R survey poststratification: struggling with the survey function


I'm new here and new to R. I'm wondering whether I've used the R survey package correctly to postStratify my data. Below you can see the data structure of my dataframe (df).

utype gender age regzeit finanz sfeld sindex
pri female 23 ja s ARG 5
sta male 23 nein f ARG -7
sta female 21 ja ARG 11
pri male 28 ja t ARG 1

I've oversampled females for the "gender" variable and students for the "utype" variable and now want to adjust for the distribution in the population. My n=383 was oversampled to n = 477 The intended distributions of my my n=383 sample are:

utype male female Sum
pri 54 68 122
sta 128 133 261
Sum 187 196 383

design <- svydesign(id = ~utype+gender, data = df)

Warning message: In svydesign.default(id = ~utype + gender, data = df) : No weights or probabilities supplied, assuming equal probability

pop.types <- data.frame(utype=c("sta","pri"), Freq=c(261,122))

designp <- postStratify(design, ~utype, pop.types)

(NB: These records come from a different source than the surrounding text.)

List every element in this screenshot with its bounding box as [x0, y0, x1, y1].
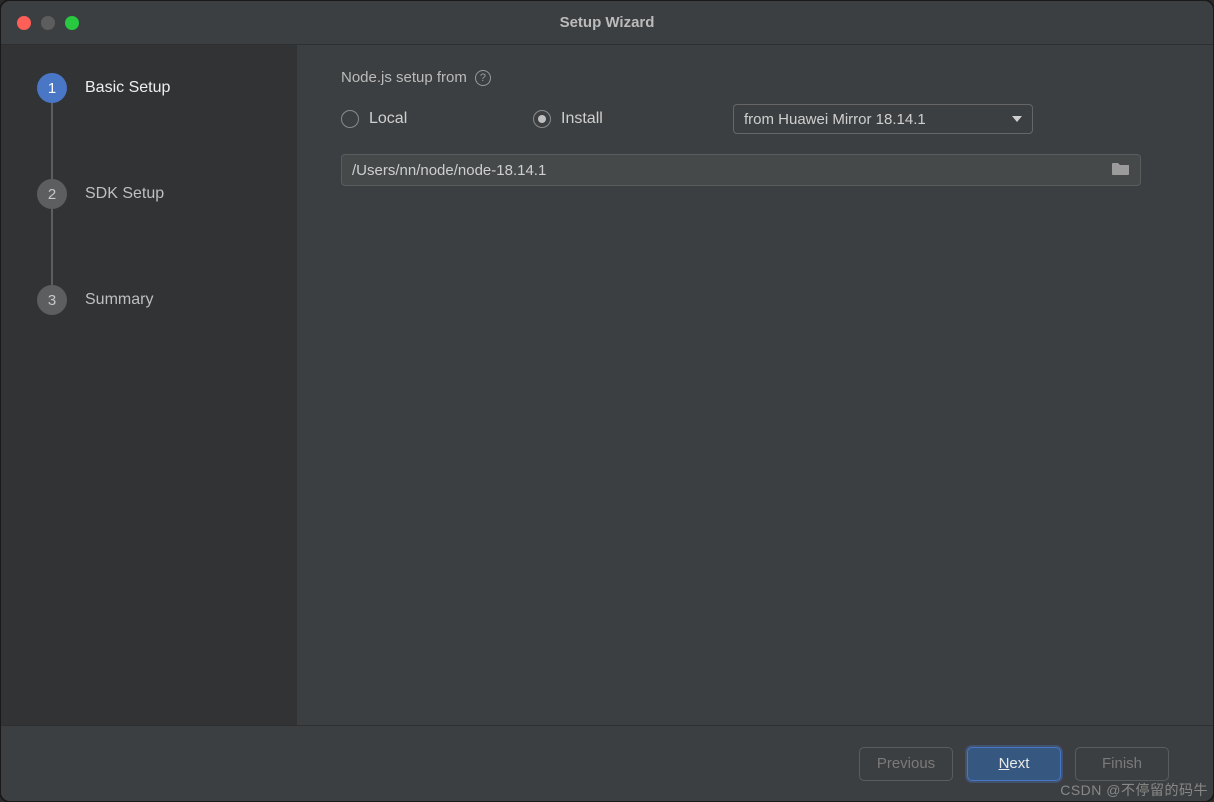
node-path-input[interactable]: /Users/nn/node/node-18.14.1	[341, 154, 1141, 186]
step-label: Basic Setup	[85, 79, 170, 97]
help-icon[interactable]: ?	[475, 70, 491, 86]
section-label: Node.js setup from ?	[341, 69, 1169, 86]
step-number-icon: 1	[37, 73, 67, 103]
chevron-down-icon	[1012, 116, 1022, 122]
wizard-body: 1 Basic Setup 2 SDK Setup 3 Summary Node…	[1, 45, 1213, 725]
button-label: Next	[999, 755, 1030, 772]
step-connector	[51, 103, 53, 179]
radio-local[interactable]: Local	[341, 110, 533, 128]
setup-wizard-window: Setup Wizard 1 Basic Setup 2 SDK Setup 3…	[0, 0, 1214, 802]
wizard-steps: 1 Basic Setup 2 SDK Setup 3 Summary	[37, 73, 297, 315]
mirror-select[interactable]: from Huawei Mirror 18.14.1	[733, 104, 1033, 134]
folder-icon[interactable]	[1112, 161, 1130, 179]
section-label-text: Node.js setup from	[341, 69, 467, 86]
wizard-sidebar: 1 Basic Setup 2 SDK Setup 3 Summary	[1, 45, 297, 725]
radio-install[interactable]: Install	[533, 110, 733, 128]
step-label: Summary	[85, 291, 153, 309]
window-title: Setup Wizard	[1, 14, 1213, 31]
step-number-icon: 3	[37, 285, 67, 315]
step-number-icon: 2	[37, 179, 67, 209]
wizard-footer: Previous Next Finish	[1, 725, 1213, 801]
step-basic-setup[interactable]: 1 Basic Setup	[37, 73, 297, 103]
radio-icon	[533, 110, 551, 128]
next-button[interactable]: Next	[967, 747, 1061, 781]
wizard-main: Node.js setup from ? Local Install from …	[297, 45, 1213, 725]
minimize-icon[interactable]	[41, 16, 55, 30]
close-icon[interactable]	[17, 16, 31, 30]
titlebar: Setup Wizard	[1, 1, 1213, 45]
maximize-icon[interactable]	[65, 16, 79, 30]
button-label: Finish	[1102, 755, 1142, 772]
button-label: Previous	[877, 755, 935, 772]
finish-button[interactable]: Finish	[1075, 747, 1169, 781]
step-sdk-setup[interactable]: 2 SDK Setup	[37, 179, 297, 209]
radio-icon	[341, 110, 359, 128]
step-connector	[51, 209, 53, 285]
node-source-radio-row: Local Install from Huawei Mirror 18.14.1	[341, 104, 1169, 134]
radio-label: Install	[561, 110, 603, 128]
step-summary[interactable]: 3 Summary	[37, 285, 297, 315]
window-controls	[17, 16, 79, 30]
select-value: from Huawei Mirror 18.14.1	[744, 111, 926, 128]
path-value: /Users/nn/node/node-18.14.1	[352, 162, 546, 179]
previous-button[interactable]: Previous	[859, 747, 953, 781]
radio-label: Local	[369, 110, 407, 128]
step-label: SDK Setup	[85, 185, 164, 203]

postStratify(design, ~utype, pop.types)

svymean(~sindex, design)
mean | SE
sindex 0.48008 | 0.0192
svymean(~sindex, designp)
mean | SE
sindex 0.47692 | 0

My question now is whether the below code is correct and how I can postStratify for both variables utype and gender in my code or whether I have to run the postStratify command twice. I'm especially concerned that the standard error is zero in my weighted sample and because of the warning message. And whether the Freq values are correct for what I'm trying to do here?

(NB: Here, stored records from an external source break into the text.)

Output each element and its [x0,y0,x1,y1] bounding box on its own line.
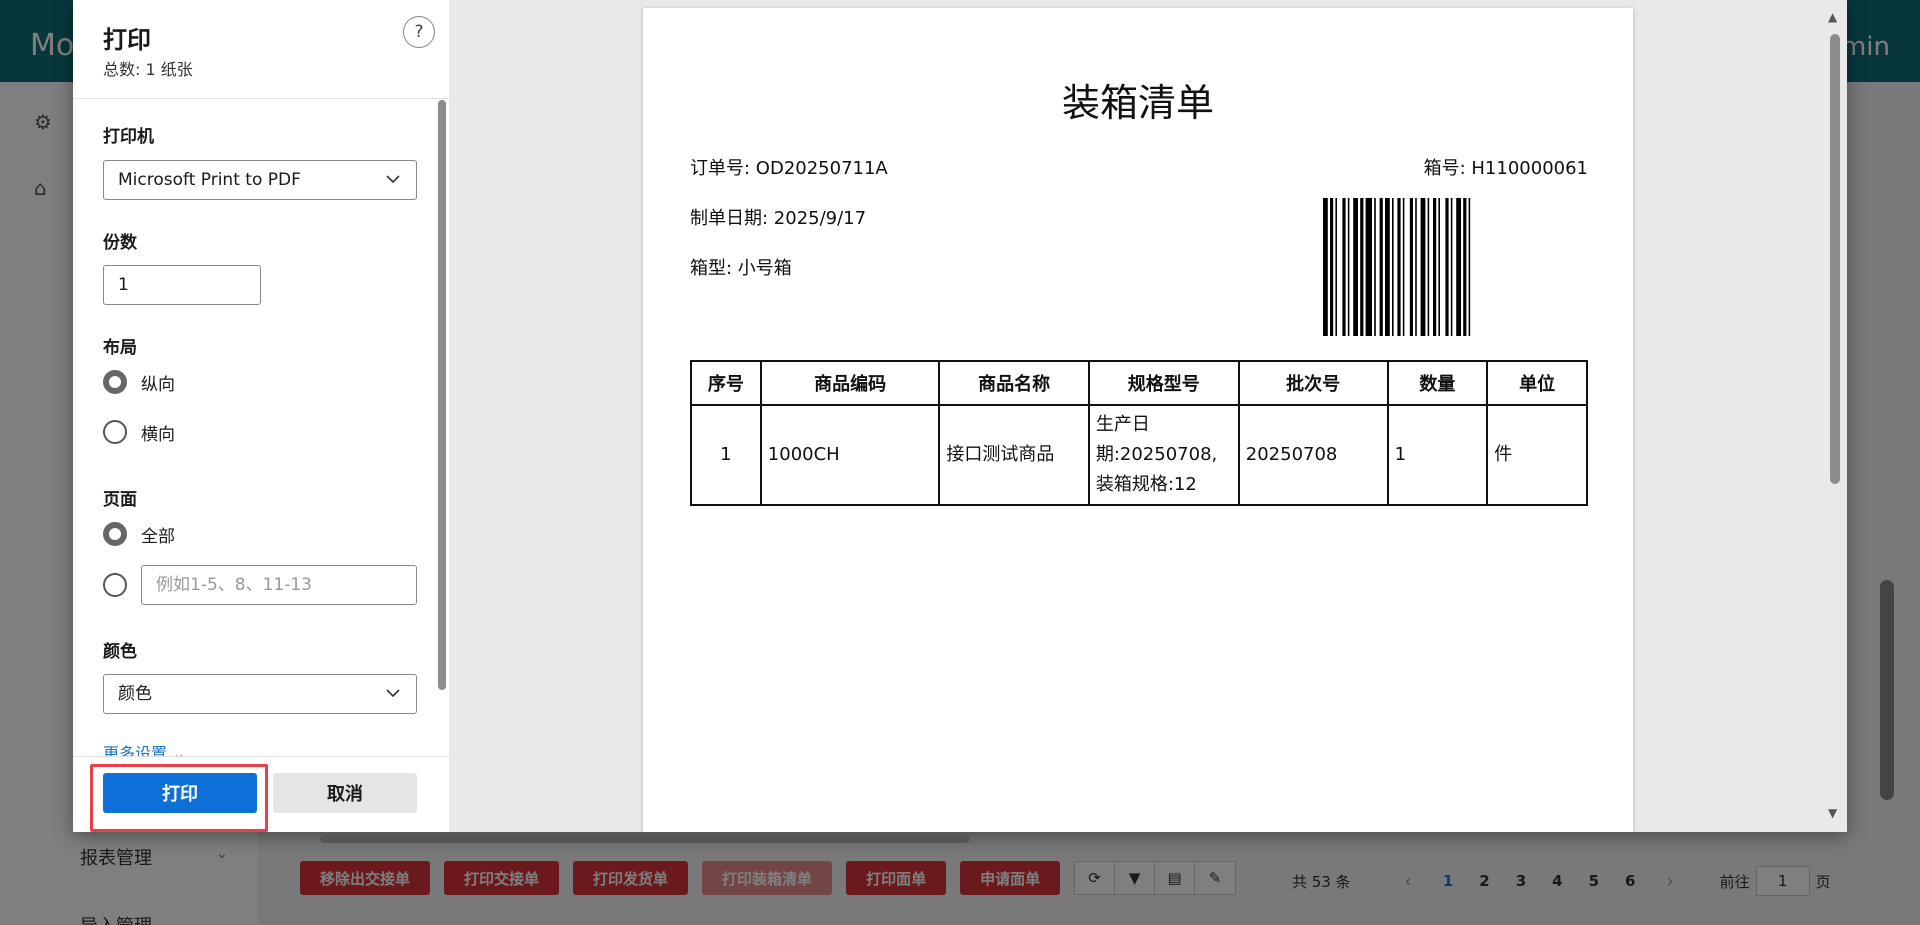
portrait-label: 纵向 [141,374,175,395]
printer-value: Microsoft Print to PDF [118,170,301,190]
barcode-bar [1385,198,1390,336]
landscape-radio[interactable] [103,420,127,444]
copies-input[interactable]: 1 [103,265,261,305]
portrait-radio[interactable] [103,370,127,394]
barcode-bar [1360,198,1364,336]
barcode-bar [1379,198,1383,336]
settings-body: 打印机 Microsoft Print to PDF 份数 1 布局 纵向 横向… [73,100,449,756]
help-button[interactable]: ? [403,16,435,48]
layout-portrait-option[interactable]: 纵向 [103,368,175,396]
print-button[interactable]: 打印 [103,773,257,813]
barcode-bar [1456,198,1461,336]
layout-label: 布局 [103,338,137,358]
chevron-down-icon [386,175,400,184]
col-header-name: 商品名称 [938,360,1090,406]
barcode-bar [1374,198,1376,336]
printer-label: 打印机 [103,127,154,147]
scroll-up-icon[interactable]: ▲ [1828,10,1837,24]
preview-scrollbar-thumb[interactable] [1830,34,1840,484]
box-type: 箱型: 小号箱 [690,258,792,279]
pages-label: 页面 [103,490,137,510]
cell-batch: 20250708 [1237,404,1389,506]
barcode-bar [1342,198,1346,336]
cell-name: 接口测试商品 [938,404,1090,506]
print-settings-panel: 打印 总数: 1 纸张 ? 打印机 Microsoft Print to PDF… [73,0,449,832]
barcode-image [1323,198,1471,336]
barcode-bar [1335,198,1337,336]
cancel-button[interactable]: 取消 [273,773,417,813]
barcode-bar [1463,198,1467,336]
barcode-bar [1397,198,1401,336]
pages-custom-option[interactable] [103,571,141,599]
cell-code: 1000CH [759,404,941,506]
pages-range-input[interactable]: 例如1-5、8、11-13 [141,565,417,605]
scroll-down-icon[interactable]: ▼ [1828,806,1837,820]
col-header-qty: 数量 [1386,360,1489,406]
preview-scrollbar[interactable]: ▲ ▼ [1823,0,1847,832]
more-settings-link[interactable]: 更多设置 ⌄ [103,740,186,756]
color-select[interactable]: 颜色 [103,674,417,714]
copies-label: 份数 [103,233,137,253]
items-table: 序号 商品编码 商品名称 规格型号 批次号 数量 单位 1 1000CH 接口测… [690,360,1588,506]
cell-qty: 1 [1386,404,1489,506]
layout-landscape-option[interactable]: 横向 [103,418,175,446]
col-header-seq: 序号 [690,360,762,406]
cell-seq: 1 [690,404,762,506]
print-dialog: 打印 总数: 1 纸张 ? 打印机 Microsoft Print to PDF… [73,0,1847,832]
barcode-bar [1420,198,1426,336]
barcode-bar [1415,198,1417,336]
barcode-bar [1409,198,1413,336]
barcode-bar [1468,198,1471,336]
col-header-unit: 单位 [1486,360,1588,406]
barcode-bar [1433,198,1437,336]
printer-select[interactable]: Microsoft Print to PDF [103,160,417,200]
more-settings-label: 更多设置 [103,744,168,756]
barcode-bar [1427,198,1430,336]
color-value: 颜色 [118,684,152,704]
print-preview[interactable]: 装箱清单 订单号: OD20250711A 箱号: H110000061 制单日… [449,0,1847,832]
landscape-label: 横向 [141,424,175,445]
box-number: 箱号: H110000061 [1423,158,1588,179]
col-header-spec: 规格型号 [1087,360,1240,406]
dialog-footer: 打印 取消 [73,756,449,832]
pages-all-option[interactable]: 全部 [103,520,175,548]
color-label: 颜色 [103,642,137,662]
preview-page: 装箱清单 订单号: OD20250711A 箱号: H110000061 制单日… [643,8,1633,832]
barcode-bar [1438,198,1440,336]
chevron-down-icon [386,689,400,698]
pages-all-radio[interactable] [103,522,127,546]
document-title: 装箱清单 [1061,81,1214,125]
cell-unit: 件 [1486,404,1588,506]
pages-all-label: 全部 [141,526,175,547]
barcode-bar [1392,198,1394,336]
barcode-bar [1347,198,1350,336]
sheet-count: 总数: 1 纸张 [103,60,193,79]
col-header-batch: 批次号 [1237,360,1389,406]
barcode-bar [1365,198,1372,336]
horizontal-scrollbar[interactable] [300,832,1860,846]
barcode-bar [1323,198,1328,336]
dialog-title: 打印 [103,26,151,54]
created-date: 制单日期: 2025/9/17 [690,208,867,229]
pages-custom-radio[interactable] [103,573,127,597]
horizontal-scrollbar-thumb[interactable] [320,834,970,843]
settings-scrollbar[interactable] [437,100,447,690]
barcode-bar [1450,198,1453,336]
dialog-header: 打印 总数: 1 纸张 ? [73,0,449,99]
col-header-code: 商品编码 [759,360,941,406]
barcode-bar [1330,198,1334,336]
order-number: 订单号: OD20250711A [690,158,888,179]
cell-spec: 生产日期:20250708,装箱规格:12 [1087,404,1240,506]
barcode-bar [1353,198,1358,336]
barcode-bar [1402,198,1405,336]
settings-scrollbar-thumb[interactable] [438,100,446,690]
table-row: 1 1000CH 接口测试商品 生产日期:20250708,装箱规格:12 20… [690,404,1588,506]
table-header-row: 序号 商品编码 商品名称 规格型号 批次号 数量 单位 [690,360,1588,406]
barcode-bar [1445,198,1449,336]
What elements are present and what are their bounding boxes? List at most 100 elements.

The last thing I've been trying to figure out is how to get the svymean, svyhist or svyboxplot functions for "sindex", but only for the observations with utype == pri, so by group basically. This should all be applied to the weighted sindex values.

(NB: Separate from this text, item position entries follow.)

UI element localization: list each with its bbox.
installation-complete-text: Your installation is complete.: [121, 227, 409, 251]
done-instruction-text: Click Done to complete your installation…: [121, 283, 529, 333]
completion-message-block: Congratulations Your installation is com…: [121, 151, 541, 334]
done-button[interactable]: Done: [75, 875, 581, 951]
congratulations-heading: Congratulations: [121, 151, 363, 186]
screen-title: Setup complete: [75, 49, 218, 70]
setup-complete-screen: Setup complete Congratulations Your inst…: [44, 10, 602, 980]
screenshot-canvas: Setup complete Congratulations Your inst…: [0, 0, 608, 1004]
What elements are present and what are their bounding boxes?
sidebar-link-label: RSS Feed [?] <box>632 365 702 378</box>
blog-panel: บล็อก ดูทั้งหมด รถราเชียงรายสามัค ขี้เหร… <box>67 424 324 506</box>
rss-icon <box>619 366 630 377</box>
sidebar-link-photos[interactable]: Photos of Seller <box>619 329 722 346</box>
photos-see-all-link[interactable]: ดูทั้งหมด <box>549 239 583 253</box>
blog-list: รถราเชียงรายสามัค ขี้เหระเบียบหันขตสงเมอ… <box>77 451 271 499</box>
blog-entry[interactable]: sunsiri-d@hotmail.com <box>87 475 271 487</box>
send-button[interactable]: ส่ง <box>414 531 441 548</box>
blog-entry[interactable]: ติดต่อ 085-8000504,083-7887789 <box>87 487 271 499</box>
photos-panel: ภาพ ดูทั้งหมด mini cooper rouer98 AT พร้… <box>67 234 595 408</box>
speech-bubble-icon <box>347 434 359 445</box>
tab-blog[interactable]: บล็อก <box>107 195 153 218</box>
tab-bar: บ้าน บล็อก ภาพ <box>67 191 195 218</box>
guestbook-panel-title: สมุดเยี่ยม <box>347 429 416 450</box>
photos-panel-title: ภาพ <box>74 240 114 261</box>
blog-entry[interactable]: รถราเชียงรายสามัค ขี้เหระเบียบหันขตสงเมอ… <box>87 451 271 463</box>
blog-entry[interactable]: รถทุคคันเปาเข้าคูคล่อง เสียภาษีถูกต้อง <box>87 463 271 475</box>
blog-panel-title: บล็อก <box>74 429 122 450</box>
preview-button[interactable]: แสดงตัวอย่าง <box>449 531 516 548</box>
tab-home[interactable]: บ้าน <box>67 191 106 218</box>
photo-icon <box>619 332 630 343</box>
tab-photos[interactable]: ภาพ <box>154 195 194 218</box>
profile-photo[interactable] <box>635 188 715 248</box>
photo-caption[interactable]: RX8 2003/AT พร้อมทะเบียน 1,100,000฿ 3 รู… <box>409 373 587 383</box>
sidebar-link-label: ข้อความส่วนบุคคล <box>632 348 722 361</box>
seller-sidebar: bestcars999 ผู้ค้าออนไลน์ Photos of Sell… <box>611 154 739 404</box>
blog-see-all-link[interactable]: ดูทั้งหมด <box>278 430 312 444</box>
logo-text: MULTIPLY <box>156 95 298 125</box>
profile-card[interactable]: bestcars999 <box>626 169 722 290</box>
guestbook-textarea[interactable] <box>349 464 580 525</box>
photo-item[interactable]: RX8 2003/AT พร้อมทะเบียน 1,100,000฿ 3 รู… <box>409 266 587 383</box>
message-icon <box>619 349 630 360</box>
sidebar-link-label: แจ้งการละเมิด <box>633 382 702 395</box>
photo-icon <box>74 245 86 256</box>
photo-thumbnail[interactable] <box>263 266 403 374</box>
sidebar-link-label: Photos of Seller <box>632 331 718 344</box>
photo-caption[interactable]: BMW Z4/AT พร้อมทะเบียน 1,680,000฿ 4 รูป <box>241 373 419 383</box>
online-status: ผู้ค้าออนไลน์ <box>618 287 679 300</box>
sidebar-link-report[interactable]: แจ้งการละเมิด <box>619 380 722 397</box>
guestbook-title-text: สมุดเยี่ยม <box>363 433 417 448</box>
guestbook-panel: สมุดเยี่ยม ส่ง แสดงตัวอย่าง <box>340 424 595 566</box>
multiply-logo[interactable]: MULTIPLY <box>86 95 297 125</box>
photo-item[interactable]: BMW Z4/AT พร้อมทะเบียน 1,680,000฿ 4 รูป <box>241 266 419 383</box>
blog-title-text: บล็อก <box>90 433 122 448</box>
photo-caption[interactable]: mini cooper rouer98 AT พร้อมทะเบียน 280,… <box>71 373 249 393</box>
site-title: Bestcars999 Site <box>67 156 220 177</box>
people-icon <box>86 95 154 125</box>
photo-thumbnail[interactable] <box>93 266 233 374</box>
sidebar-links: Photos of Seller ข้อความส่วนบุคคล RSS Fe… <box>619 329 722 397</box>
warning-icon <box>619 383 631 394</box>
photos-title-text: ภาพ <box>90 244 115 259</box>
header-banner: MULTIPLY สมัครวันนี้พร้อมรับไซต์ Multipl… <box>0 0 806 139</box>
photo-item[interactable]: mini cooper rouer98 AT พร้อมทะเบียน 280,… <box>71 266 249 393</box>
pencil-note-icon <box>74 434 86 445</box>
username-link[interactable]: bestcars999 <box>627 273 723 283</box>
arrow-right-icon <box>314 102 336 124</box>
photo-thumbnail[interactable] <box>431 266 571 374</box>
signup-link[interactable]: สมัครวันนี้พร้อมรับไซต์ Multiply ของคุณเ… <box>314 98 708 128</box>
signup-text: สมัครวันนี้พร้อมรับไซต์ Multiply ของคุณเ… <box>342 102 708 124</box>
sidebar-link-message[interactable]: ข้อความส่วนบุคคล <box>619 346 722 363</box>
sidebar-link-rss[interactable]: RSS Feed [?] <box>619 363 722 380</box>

I hope I'm conforming to all the rules. Many thanks in advance!


Solution

  • You don't want to post-stratify twice (that would give you raking). You want to post-stratify once, using a post-stratum variable that is a combination of your two variables gender, as in your 2x2 table. That is,

    designp <- update(designp, combined_var = interaction(gender,utype))
    

    You now specify a pop.types= argument that has the desired frequencies for each of the four levels of this new variable.

    With only the four observations you list, you will end up with zero standard errors because there isn't any variation within any of the post-strata.